ARB Holdings: An unappreciated electrical wholesaling jewel

By Alec Hogg

MOOI RIVER – A good friend involved in a listed industrial group put me onto one of the exciting stocks to be featured in our show tonight. As you can’t beat an endorsement from a competitor, when he started waxing lyrical about Durban-headquartered ARB Group my ears flickered. OK, not really, but when you’re around horses as much as I am, you feel like their habits rub off.

Having had a look at ARB’s financial statements for the year to end June, I get what my friend is on about. ARB is a 32-year-old business founded out of an empty container box by controlling shareholder (50.3%) Alan R Burke (ARB – geddit). It retains many of the great strengths of a family controlled business like no borrowing, a sustainable growth trajectory, a conservative board of directors and a squeaky clean balance sheet. Although Burke is no longer involved in the day-to-day operations, he still serves as non-executive chairman and with his controlling block can ensure no foolishness is allowed.

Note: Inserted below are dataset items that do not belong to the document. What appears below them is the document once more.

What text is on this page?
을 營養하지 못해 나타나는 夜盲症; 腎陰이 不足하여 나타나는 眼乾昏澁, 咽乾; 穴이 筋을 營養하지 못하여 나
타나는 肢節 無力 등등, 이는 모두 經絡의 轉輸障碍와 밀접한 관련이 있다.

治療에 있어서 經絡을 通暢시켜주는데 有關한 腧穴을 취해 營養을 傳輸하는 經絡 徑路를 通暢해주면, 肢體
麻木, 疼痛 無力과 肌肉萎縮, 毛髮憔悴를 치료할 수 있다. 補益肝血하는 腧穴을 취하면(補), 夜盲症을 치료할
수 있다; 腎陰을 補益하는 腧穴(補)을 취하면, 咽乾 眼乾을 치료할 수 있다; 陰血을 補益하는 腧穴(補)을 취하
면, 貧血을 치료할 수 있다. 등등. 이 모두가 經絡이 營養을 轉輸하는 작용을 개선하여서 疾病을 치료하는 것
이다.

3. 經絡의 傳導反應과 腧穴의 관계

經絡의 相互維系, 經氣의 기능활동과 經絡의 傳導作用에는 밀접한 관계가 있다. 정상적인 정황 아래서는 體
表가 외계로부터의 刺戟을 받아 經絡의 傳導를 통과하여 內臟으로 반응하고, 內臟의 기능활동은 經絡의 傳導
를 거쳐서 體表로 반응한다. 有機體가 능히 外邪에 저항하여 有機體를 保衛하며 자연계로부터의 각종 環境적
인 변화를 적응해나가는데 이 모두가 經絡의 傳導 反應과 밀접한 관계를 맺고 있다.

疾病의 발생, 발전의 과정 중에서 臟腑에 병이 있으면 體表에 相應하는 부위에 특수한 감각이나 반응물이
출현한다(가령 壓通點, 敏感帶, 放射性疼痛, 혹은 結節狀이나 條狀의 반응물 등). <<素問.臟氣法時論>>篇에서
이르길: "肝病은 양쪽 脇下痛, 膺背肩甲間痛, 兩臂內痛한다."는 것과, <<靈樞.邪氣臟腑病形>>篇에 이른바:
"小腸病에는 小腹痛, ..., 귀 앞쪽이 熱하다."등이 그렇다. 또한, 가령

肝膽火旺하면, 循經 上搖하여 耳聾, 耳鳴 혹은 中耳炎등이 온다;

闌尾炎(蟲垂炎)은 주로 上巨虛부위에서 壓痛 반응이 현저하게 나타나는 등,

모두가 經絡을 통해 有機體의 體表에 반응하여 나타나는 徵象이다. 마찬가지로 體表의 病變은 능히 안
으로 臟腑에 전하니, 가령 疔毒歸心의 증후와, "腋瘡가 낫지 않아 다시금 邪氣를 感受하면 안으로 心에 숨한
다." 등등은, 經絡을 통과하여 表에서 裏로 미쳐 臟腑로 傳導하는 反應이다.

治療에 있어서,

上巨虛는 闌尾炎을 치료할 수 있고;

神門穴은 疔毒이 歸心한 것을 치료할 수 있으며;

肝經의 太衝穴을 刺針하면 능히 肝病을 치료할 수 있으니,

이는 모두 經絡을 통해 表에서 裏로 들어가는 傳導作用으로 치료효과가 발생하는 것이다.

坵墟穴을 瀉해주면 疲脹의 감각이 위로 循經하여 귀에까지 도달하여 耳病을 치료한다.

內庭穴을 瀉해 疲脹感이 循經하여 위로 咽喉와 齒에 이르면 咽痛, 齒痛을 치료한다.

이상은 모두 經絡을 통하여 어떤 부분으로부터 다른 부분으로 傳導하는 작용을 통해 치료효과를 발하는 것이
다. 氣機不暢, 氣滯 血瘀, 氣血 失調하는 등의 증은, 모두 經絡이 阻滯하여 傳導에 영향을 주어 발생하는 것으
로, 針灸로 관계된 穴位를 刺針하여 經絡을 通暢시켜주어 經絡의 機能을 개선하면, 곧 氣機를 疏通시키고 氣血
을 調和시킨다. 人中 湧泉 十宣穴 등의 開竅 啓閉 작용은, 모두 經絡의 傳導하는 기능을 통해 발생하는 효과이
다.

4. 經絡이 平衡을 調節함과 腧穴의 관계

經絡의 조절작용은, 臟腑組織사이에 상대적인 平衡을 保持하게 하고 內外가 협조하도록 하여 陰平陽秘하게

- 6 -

Very comforting for outside investors.

The shares were listed on the JSE in November 2007, catching the tail-end of construction boom. ARB raised R370m from investors at an issue price of 530c. The stock peaked at  565c, valuing the business at R1.33bn. The price tumbled during the next couple years to just 120c, valuing the business at R280m. Talk about Mr Market swinging from manic to deep depression.

The smart money has moved in during the past couple years with ARB’s shares rising steadily to their current 330c translating into a market value of R775m. In that no-man’s-land where there are not enough shares available to get the big institutions excited, but plenty enough for small investors to fill their boots. Which, at the current price, they should be doing.

ARB is a solid business that’s performing well. At the end of June it had R266m cash in the bank (with, I repeat, no debt). Around a third of that cash was today set aside for the purchase of 60% in one of the group’s suppliers, high quality lamps and lighting importer Eurolux which has itself been around since 1991. The two companies have a long relationship  and highly complementary businesses. This is the kind of  sensible deal you’d expect of a company where the founder still have the major say (it’s cash-based so doesn’t dilute existing shareholders; and the target company’s management are incentivized by retaining 40% of the equity). You wouldn’t expect otherwise when the chairman can Burke can rely on experienced industrialists on his like Boel Pretorius (ex Reunert) and Ralph Patmore (ex Iliad and Group Five).

Be very interesting to hear on radio tonight whether our experts share my upbeat view on the stock. But with continued growth expected this year securing at least last year’s 25c distribution to shareholders, ARB’s shares offer a tax-free yield of 7.6% with the probability of capital growth to come. Definitely one for your short-list.